Women's Rights Division, Human Rights Watch, Washington DC, USA.
Glob Public Health. 2022 Oct;17(10):2296-2299. doi: 10.1080/17441692.2022.2110914. Epub 2022 Aug 18.
Sex workers in South Africa face numerous forms of stigmatisation. This stigma contributes to isolation from family - even if the sex worker financially supports family members - cruelty and verbal abuse from health workers, and violence at the hands of police, who often profile sex workers. Horribly, feelings of shame, can extend to the children of sex workers as well. Sex workers interviewed for a 2018 Human Rights Watch report 'Why Sex Work Should be Decriminalized in South Africa' repeatedly expressed fear that their children would discover they did sex work, and that other people would treat their children badly because of their sex work. This creates a scenario where sex workers feel that, in order to love and care for their children, they have to hide their work. Supporting children is a main reason that marginalised people do sex work in South Africa but this fear prevents many sex workers from proudly joining advocacy efforts for decriminalisation. For this interview, the author of the 2018 report speaks with South African sex worker and advocate, Dudu Dlamini, who runs a project focused on mothers who are also sex workers, to learn more about the problem of self-advocacy for sex workers.

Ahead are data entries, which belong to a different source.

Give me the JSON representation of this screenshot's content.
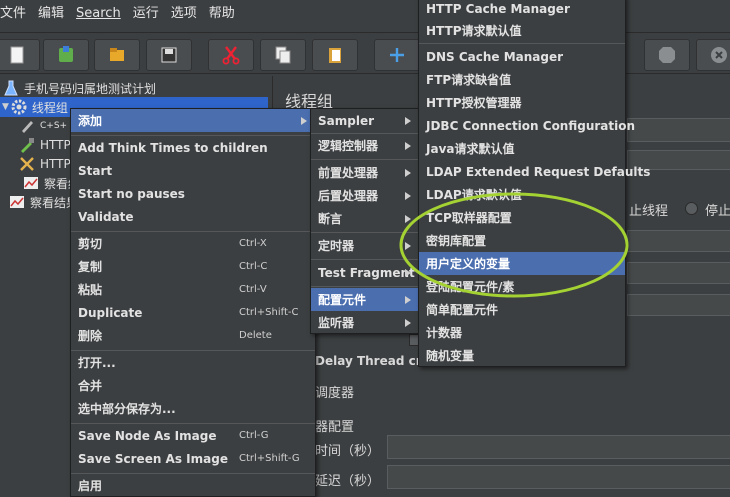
{
  "menubar": [
    "文件",
    "编辑",
    "Search",
    "运行",
    "选项",
    "帮助"
  ],
  "tree": {
    "plan": "手机号码归属地测试计划",
    "group": "线程组",
    "item_csv": "C+S+",
    "item_http1": "HTTP",
    "item_http2": "HTTP",
    "item_view1": "察看结",
    "item_view2": "察看结果"
  },
  "panel": {
    "title": "线程组",
    "stop_thread": "止线程",
    "stop": "停止",
    "delay_thread": "Delay Thread crea",
    "scheduler": "调度器",
    "scheduler_config": "器配置",
    "duration": "时间（秒）",
    "startup_delay": "延迟（秒）"
  },
  "menu1": [
    {
      "label": "添加",
      "accel": "",
      "submenu": true,
      "highlight": true
    },
    {
      "label": "Add Think Times to children",
      "accel": ""
    },
    {
      "label": "Start",
      "accel": ""
    },
    {
      "label": "Start no pauses",
      "accel": ""
    },
    {
      "label": "Validate",
      "accel": ""
    },
    {
      "label": "剪切",
      "accel": "Ctrl-X"
    },
    {
      "label": "复制",
      "accel": "Ctrl-C"
    },
    {
      "label": "粘贴",
      "accel": "Ctrl-V"
    },
    {
      "label": "Duplicate",
      "accel": "Ctrl+Shift-C"
    },
    {
      "label": "删除",
      "accel": "Delete"
    },
    {
      "label": "打开...",
      "accel": ""
    },
    {
      "label": "合并",
      "accel": ""
    },
    {
      "label": "选中部分保存为...",
      "accel": ""
    },
    {
      "label": "Save Node As Image",
      "accel": "Ctrl-G"
    },
    {
      "label": "Save Screen As Image",
      "accel": "Ctrl+Shift-G"
    },
    {
      "label": "启用",
      "accel": ""
    }
  ],
  "menu2": [
    {
      "label": "Sampler"
    },
    {
      "label": "逻辑控制器"
    },
    {
      "label": "前置处理器"
    },
    {
      "label": "后置处理器"
    },
    {
      "label": "断言"
    },
    {
      "label": "定时器"
    },
    {
      "label": "Test Fragment"
    },
    {
      "label": "配置元件"
    },
    {
      "label": "监听器"
    }
  ],
  "menu3": [
    "HTTP Cache Manager",
    "HTTP请求默认值",
    "DNS Cache Manager",
    "FTP请求缺省值",
    "HTTP授权管理器",
    "JDBC Connection Configuration",
    "Java请求默认值",
    "LDAP Extended Request Defaults",
    "LDAP请求默认值",
    "TCP取样器配置",
    "密钥库配置",
    "用户定义的变量",
    "登陆配置元件/素",
    "简单配置元件",
    "计数器",
    "随机变量"
  ]
}
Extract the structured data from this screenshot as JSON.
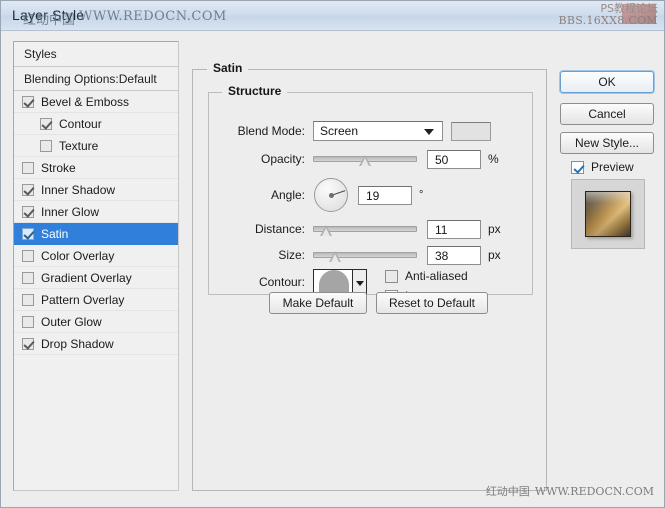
{
  "window": {
    "title": "Layer Style"
  },
  "watermarks": {
    "title_overlay_cn": "红动中国",
    "title_overlay_url": "WWW.REDOCN.COM",
    "top_right_line1": "PS教程论坛",
    "top_right_line2": "BBS.16XX8.COM",
    "bottom_cn": "红动中国",
    "bottom_url": "WWW.REDOCN.COM"
  },
  "styles_panel": {
    "header": "Styles",
    "blending_options": "Blending Options:Default",
    "items": [
      {
        "label": "Bevel & Emboss",
        "checked": true,
        "indent": false,
        "selected": false
      },
      {
        "label": "Contour",
        "checked": true,
        "indent": true,
        "selected": false
      },
      {
        "label": "Texture",
        "checked": false,
        "indent": true,
        "selected": false
      },
      {
        "label": "Stroke",
        "checked": false,
        "indent": false,
        "selected": false
      },
      {
        "label": "Inner Shadow",
        "checked": true,
        "indent": false,
        "selected": false
      },
      {
        "label": "Inner Glow",
        "checked": true,
        "indent": false,
        "selected": false
      },
      {
        "label": "Satin",
        "checked": true,
        "indent": false,
        "selected": true
      },
      {
        "label": "Color Overlay",
        "checked": false,
        "indent": false,
        "selected": false
      },
      {
        "label": "Gradient Overlay",
        "checked": false,
        "indent": false,
        "selected": false
      },
      {
        "label": "Pattern Overlay",
        "checked": false,
        "indent": false,
        "selected": false
      },
      {
        "label": "Outer Glow",
        "checked": false,
        "indent": false,
        "selected": false
      },
      {
        "label": "Drop Shadow",
        "checked": true,
        "indent": false,
        "selected": false
      }
    ]
  },
  "satin": {
    "group_title": "Satin",
    "structure_title": "Structure",
    "blend_mode": {
      "label": "Blend Mode:",
      "value": "Screen",
      "swatch_color": "#e2e2e2"
    },
    "opacity": {
      "label": "Opacity:",
      "value": "50",
      "unit": "%",
      "percent": 50
    },
    "angle": {
      "label": "Angle:",
      "value": "19",
      "unit": "°",
      "degrees": 19
    },
    "distance": {
      "label": "Distance:",
      "value": "11",
      "unit": "px",
      "percent": 8
    },
    "size": {
      "label": "Size:",
      "value": "38",
      "unit": "px",
      "percent": 17
    },
    "contour": {
      "label": "Contour:"
    },
    "anti_aliased": {
      "label": "Anti-aliased",
      "checked": false
    },
    "invert": {
      "label": "Invert",
      "checked": true
    },
    "make_default": "Make Default",
    "reset_to_default": "Reset to Default"
  },
  "buttons": {
    "ok": "OK",
    "cancel": "Cancel",
    "new_style": "New Style..."
  },
  "preview": {
    "label": "Preview",
    "checked": true
  },
  "colors": {
    "dialog_bg": "#ededed",
    "titlebar": "#cfdcec",
    "selection": "#2f7fdb",
    "accent_check": "#2f6fb5"
  }
}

南非的性工作者面临着多种形式的污名化。这种污名化导致他们与家人隔离——即使性工作者在经济上支持家庭成员——还会遭受卫生工作者的残忍和言语虐待,以及警察的暴力,警察经常对性工作者进行刻板印象。更糟糕的是,性工作者的孩子也会感到羞耻。在 2018 年人权观察组织的一份报告《为什么南非的性工作应该合法化》中,接受采访的性工作者反复表示担心他们的孩子会发现他们从事性工作,其他人会因为他们的性工作而虐待他们的孩子。这就造成了一种情况,即性工作者觉得为了爱和照顾他们的孩子,他们必须隐瞒自己的工作。在南非,支持孩子是边缘人群从事性工作的主要原因,但这种恐惧阻止了许多性工作者自豪地加入性工作合法化的宣传工作。在这次采访中,该报告的作者与南非性工作者和倡导者杜杜·德拉米尼(Dudu Dlamini)进行了交谈,她经营着一个专注于性工作母亲的项目,以了解更多关于性工作者自我倡导的问题。